After viewing the film of the performance, during the Q and A session, Brenneman shared that Charlotte was present throughout the rehearsal process. She likened Charlotte’s presence during rehearsals to that of a standup comic when he roasts his wife onstage. How does the wife feel about being the topic of discussion?
“I was always really clear that this was a mama’s story. I’m very sensitive about not telling someone else’s story,” Brenneman says. “Charlotte wound up at the rehearsals because she was around by chance, and she ended up managing the show. It was entirely organic. I would say to her, ’This scene is about when you were little, and didn’t have a lot of language. You’d get frustrated and I’d get frustrated.’ She understood perfectly. Charlotte herself is now a storyteller and theater maker.

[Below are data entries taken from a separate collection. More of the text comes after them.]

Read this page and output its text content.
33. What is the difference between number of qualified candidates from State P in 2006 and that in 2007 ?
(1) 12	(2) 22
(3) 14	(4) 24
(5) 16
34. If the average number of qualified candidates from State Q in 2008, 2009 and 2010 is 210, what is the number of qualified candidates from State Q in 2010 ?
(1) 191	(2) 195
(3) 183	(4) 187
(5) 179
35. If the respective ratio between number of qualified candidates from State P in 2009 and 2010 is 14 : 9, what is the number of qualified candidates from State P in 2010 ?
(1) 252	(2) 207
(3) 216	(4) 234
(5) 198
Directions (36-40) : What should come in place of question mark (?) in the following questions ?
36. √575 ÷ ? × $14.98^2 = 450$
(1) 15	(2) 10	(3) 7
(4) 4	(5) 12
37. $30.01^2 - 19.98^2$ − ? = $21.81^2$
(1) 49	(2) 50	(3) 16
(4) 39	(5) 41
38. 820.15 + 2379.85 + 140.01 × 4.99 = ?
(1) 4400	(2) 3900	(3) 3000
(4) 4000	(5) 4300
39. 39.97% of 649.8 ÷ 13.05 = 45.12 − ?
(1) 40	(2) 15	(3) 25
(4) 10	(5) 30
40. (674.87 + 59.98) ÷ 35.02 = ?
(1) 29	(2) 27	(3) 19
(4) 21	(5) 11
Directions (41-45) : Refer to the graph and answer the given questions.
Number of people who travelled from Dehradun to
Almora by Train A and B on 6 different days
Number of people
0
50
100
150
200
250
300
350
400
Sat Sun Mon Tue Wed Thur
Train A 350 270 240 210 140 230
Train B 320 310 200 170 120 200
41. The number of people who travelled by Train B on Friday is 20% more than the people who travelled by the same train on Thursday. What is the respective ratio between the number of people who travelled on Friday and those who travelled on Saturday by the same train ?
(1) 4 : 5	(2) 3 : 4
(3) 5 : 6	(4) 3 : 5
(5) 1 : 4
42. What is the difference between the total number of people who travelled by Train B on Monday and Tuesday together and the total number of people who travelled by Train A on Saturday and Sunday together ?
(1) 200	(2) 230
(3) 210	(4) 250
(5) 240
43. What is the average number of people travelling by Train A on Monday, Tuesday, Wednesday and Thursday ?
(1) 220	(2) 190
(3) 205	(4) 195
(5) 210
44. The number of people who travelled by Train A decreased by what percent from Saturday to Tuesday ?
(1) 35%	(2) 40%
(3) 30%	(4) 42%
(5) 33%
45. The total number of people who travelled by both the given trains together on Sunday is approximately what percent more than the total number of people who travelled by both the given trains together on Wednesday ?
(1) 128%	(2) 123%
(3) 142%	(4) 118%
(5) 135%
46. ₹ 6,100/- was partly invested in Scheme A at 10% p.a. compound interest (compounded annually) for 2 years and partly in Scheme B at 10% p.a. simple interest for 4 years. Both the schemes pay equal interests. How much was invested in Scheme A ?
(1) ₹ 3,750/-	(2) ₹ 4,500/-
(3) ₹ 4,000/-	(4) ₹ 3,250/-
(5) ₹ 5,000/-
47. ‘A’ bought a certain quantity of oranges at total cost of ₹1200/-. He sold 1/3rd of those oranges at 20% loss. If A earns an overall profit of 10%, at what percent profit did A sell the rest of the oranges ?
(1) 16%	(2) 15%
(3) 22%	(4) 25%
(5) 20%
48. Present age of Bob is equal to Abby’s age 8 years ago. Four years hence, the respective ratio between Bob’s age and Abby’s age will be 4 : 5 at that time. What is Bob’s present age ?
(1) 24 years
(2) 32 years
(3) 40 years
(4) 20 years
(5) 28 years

She understands processing experience through a creative offering.”
At the end of the play, Charlotte walks out onstage. “Her appearance at the end was Sabrina’s idea, and now it is my favorite moment in the play — it is breathtaking,” Brenneman continues. “The audience gasps, because I’ve been talking for over an hour about this super-problematic journey with a complicated daughter, and then Char just sort of comes onstage, beautiful and capable. After the show, she’d greet people and thank them for coming. They were often very emotional, but Charlotte handled that warmly. She intuitively senses the power of the piece, and feels seen, I think. Just the way I do. What was a dark and sometimes shameful journey gets a big bright lamp of love shown on it. Community gets built when we come out of the shadows.”
The standing ovation at the end of the viewing honored Brenneman and Charlotte, of course, but it also recognized the other folks who worked so hard to birth the play: actors Sara Bleything, Holly Hanson, Lynne Johnson, Zack Johnson, Hadassah Nelson, and Rebecca Riley, the production crew, musicians, Cotuit Center for the Arts executive director David Kuehn, Brenneman’s family members, and many others nurtured Overcome into existence.
And what of Charlotte? Now in her 20s, she’s living a full and independent life, filled with friends, in Hyannis. “From her diagnosis on, it was no longer about trying to jam her into a system,” Brenneman said. “Once we got it, it was, ‘Let’s support this person just as she is.’”
There will be a screening of Overcome at the Woods Hole Film Festival on July 25 (woodsholefilmfestival.org/events/overcome). This is a recording of a performance presented at the Cotuit Center for the Arts in March 2024.